Thèse de doctorat en Études latines et néo-latines

Sous la direction de Sylvie Franchet d'Espèrey.

Thèses en préparation à Paris 4 , dans le cadre de École doctorale Mondes anciens et médiévaux (Paris) depuis le 19-07-2011 .


  • Résumé

    Le rapport des Métamorphoses d'Ovide à l'espace est analysé sous les trois angles du concept (espace géométrique), de l'expérience (espace pratique) et des représentations (espace métaphorique). Le mythe cosmogonique, premier récit de l'oeuvre, pose la question des frontières entre les éléments, la naissance de l'homme pose celle de leur transgression. Le texte se construit dans une tension dont l'espace est le moteur. Les Métamorphoses proposent un trajet de lecture vers Rome, jalonné d'indices d'une romanisation progressive. L'espace de prédilection du texte est alors l'espace terrestre et sa géographie. Or, cette linéarité n'est qu'illusoire. La crainte d'un retour au chaos initial est forte et l'oeuvre se construit autour de l'expression programmatique de la « discors concordia » (1,433). Les êtres qui peuplent le mundus participent de cette tension. Le mythe cosmogonique a posé une ontologie spatiale. Les espaces sont des seuils où se joue l'identité des êtres, dans une ontologie en mouvement qui lie changement d'espace et changement de nature.

  • Titre traduit

    Space and structure in Ovid’s Metamorphoses


  • Résumé

    The relationship between Ovid's Metamorphoses and the notion of space is analyzed in the three different directions of the concept (geometrical space), of the experience (practical space) and of representations (metaphorical space).
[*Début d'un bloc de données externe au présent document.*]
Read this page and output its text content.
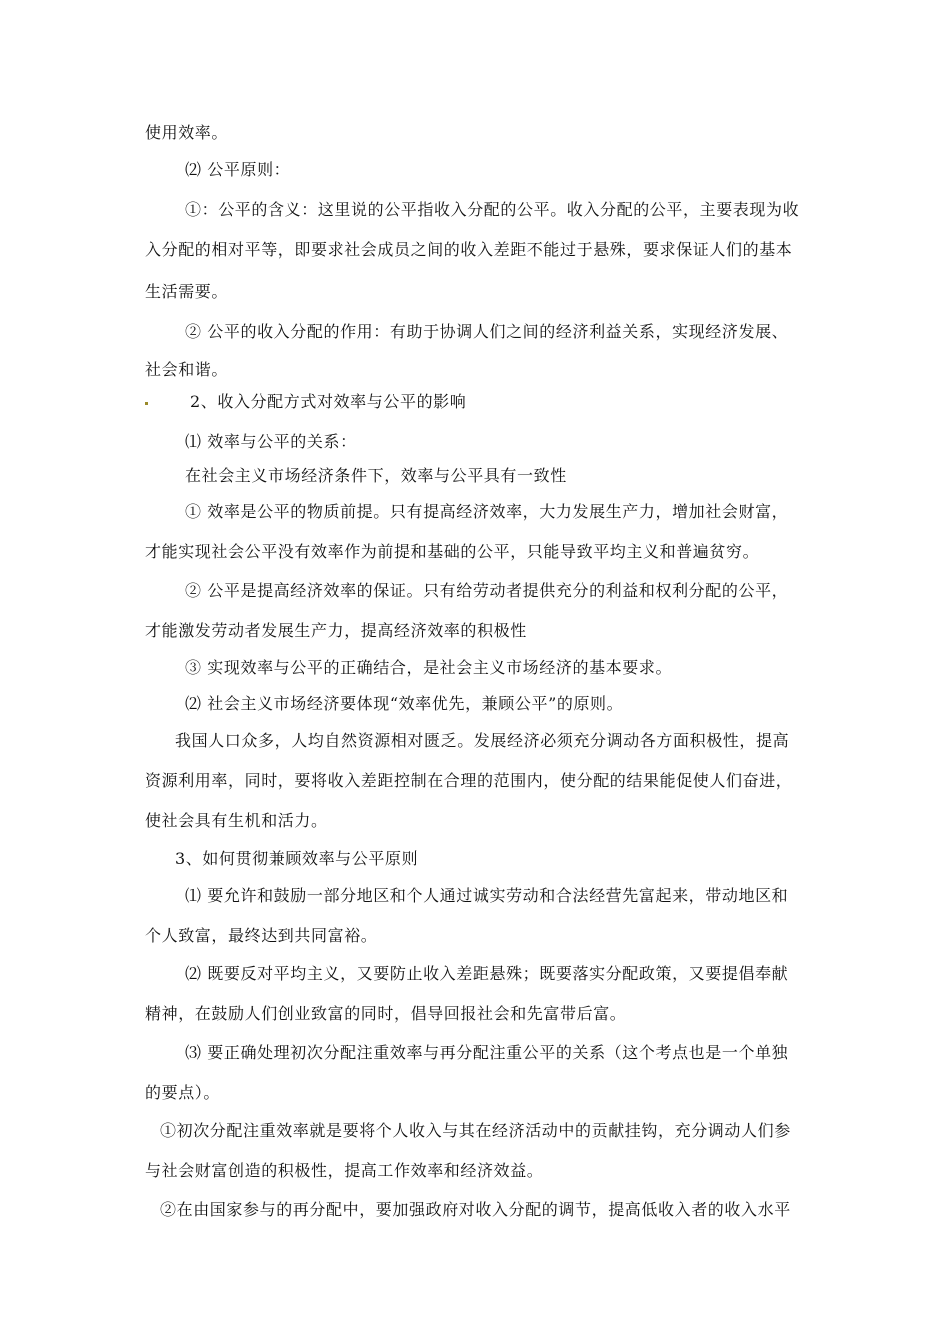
使用效率。
⑵ 公平原则：
①：公平的含义：这里说的公平指收入分配的公平。收入分配的公平，主要表现为收
入分配的相对平等，即要求社会成员之间的收入差距不能过于悬殊，要求保证人们的基本
生活需要。
② 公平的收入分配的作用：有助于协调人们之间的经济利益关系，实现经济发展、
社会和谐。
2、收入分配方式对效率与公平的影响
⑴ 效率与公平的关系：
在社会主义市场经济条件下，效率与公平具有一致性
① 效率是公平的物质前提。只有提高经济效率，大力发展生产力，增加社会财富，
才能实现社会公平没有效率作为前提和基础的公平，只能导致平均主义和普遍贫穷。
② 公平是提高经济效率的保证。只有给劳动者提供充分的利益和权利分配的公平，
才能激发劳动者发展生产力，提高经济效率的积极性
③ 实现效率与公平的正确结合，是社会主义市场经济的基本要求。
⑵ 社会主义市场经济要体现“效率优先，兼顾公平”的原则。
我国人口众多，人均自然资源相对匮乏。发展经济必须充分调动各方面积极性，提高
资源利用率，同时，要将收入差距控制在合理的范围内，使分配的结果能促使人们奋进，
使社会具有生机和活力。
3、如何贯彻兼顾效率与公平原则
⑴ 要允许和鼓励一部分地区和个人通过诚实劳动和合法经营先富起来，带动地区和
个人致富，最终达到共同富裕。
⑵ 既要反对平均主义，又要防止收入差距悬殊；既要落实分配政策，又要提倡奉献
精神，在鼓励人们创业致富的同时，倡导回报社会和先富带后富。
⑶ 要正确处理初次分配注重效率与再分配注重公平的关系（这个考点也是一个单独
的要点）。
①初次分配注重效率就是要将个人收入与其在经济活动中的贡献挂钩，充分调动人们参
与社会财富创造的积极性，提高工作效率和经济效益。
②在由国家参与的再分配中，要加强政府对收入分配的调节，提高低收入者的收入水平
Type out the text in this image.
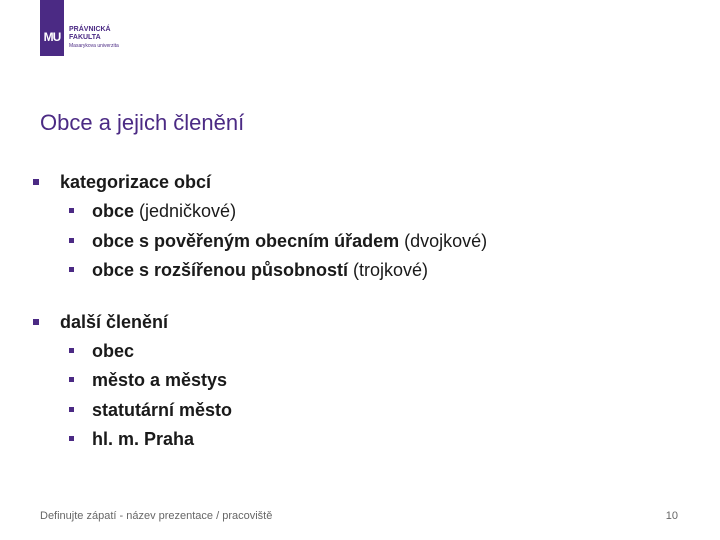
MU
PRÁVNICKÁ
FAKULTA
Masarykova univerzita
Obce a jejich členění
kategorizace obcí
obce (jedničkové)
obce s pověřeným obecním úřadem (dvojkové)
obce s rozšířenou působností (trojkové)
další členění
obec
město a městys
statutární město
hl. m. Praha
Definujte zápatí - název prezentace / pracoviště	10
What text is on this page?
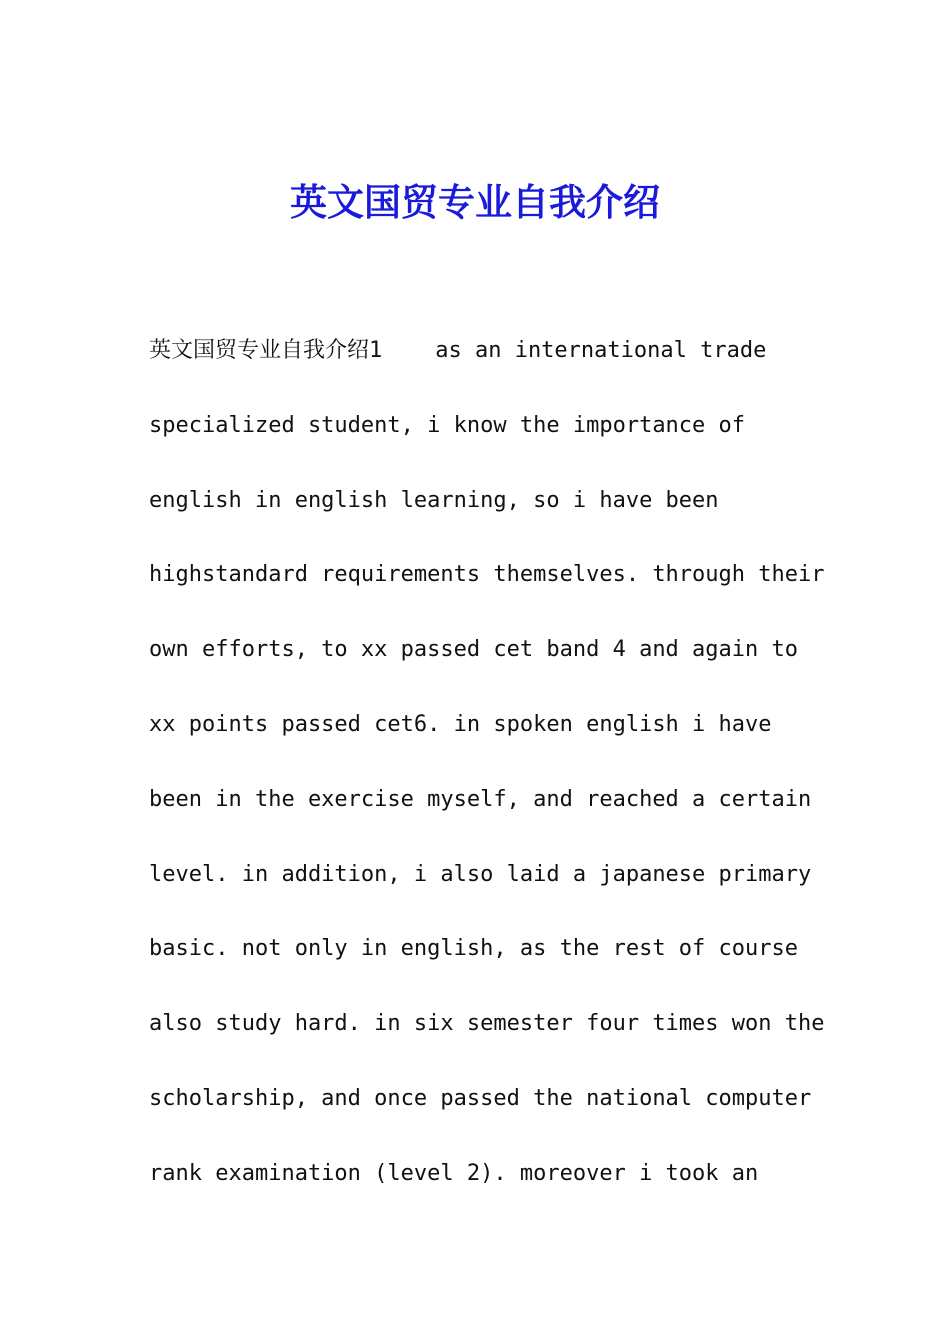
英文国贸专业自我介绍
英文国贸专业自我介绍1    as an international trade
specialized student, i know the importance of
english in english learning, so i have been
highstandard requirements themselves. through their
own efforts, to xx passed cet band 4 and again to
xx points passed cet6. in spoken english i have
been in the exercise myself, and reached a certain
level. in addition, i also laid a japanese primary
basic. not only in english, as the rest of course
also study hard. in six semester four times won the
scholarship, and once passed the national computer
rank examination (level 2). moreover i took an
The cosmogony, the first tale in the Metamorphoses, poses the question of the boundaries between the elements, while the birth of human beings poses that of their transgression. The text is constructed upon a tension within which space is the driving force. The Metamorphoses offer the reader a journey to Rome punctuated by indications of a progressive romanization. The chosen space of the text thus becomes the terrestrial space and its geography. But this is only an illusory kind of linearity. There is a strong sense of fear of a return to the initial chaos and the book is constructed around the programmatic expression of the «discors concordia» (1,433). The beings who inhabit the mundus take part in this tension. The cosmogony has laid the foundations for a spatial ontology. Spaces are thresholds where the identity of all beings is played out and questioned, in an ontology in movement that unites the transformations of space and nature.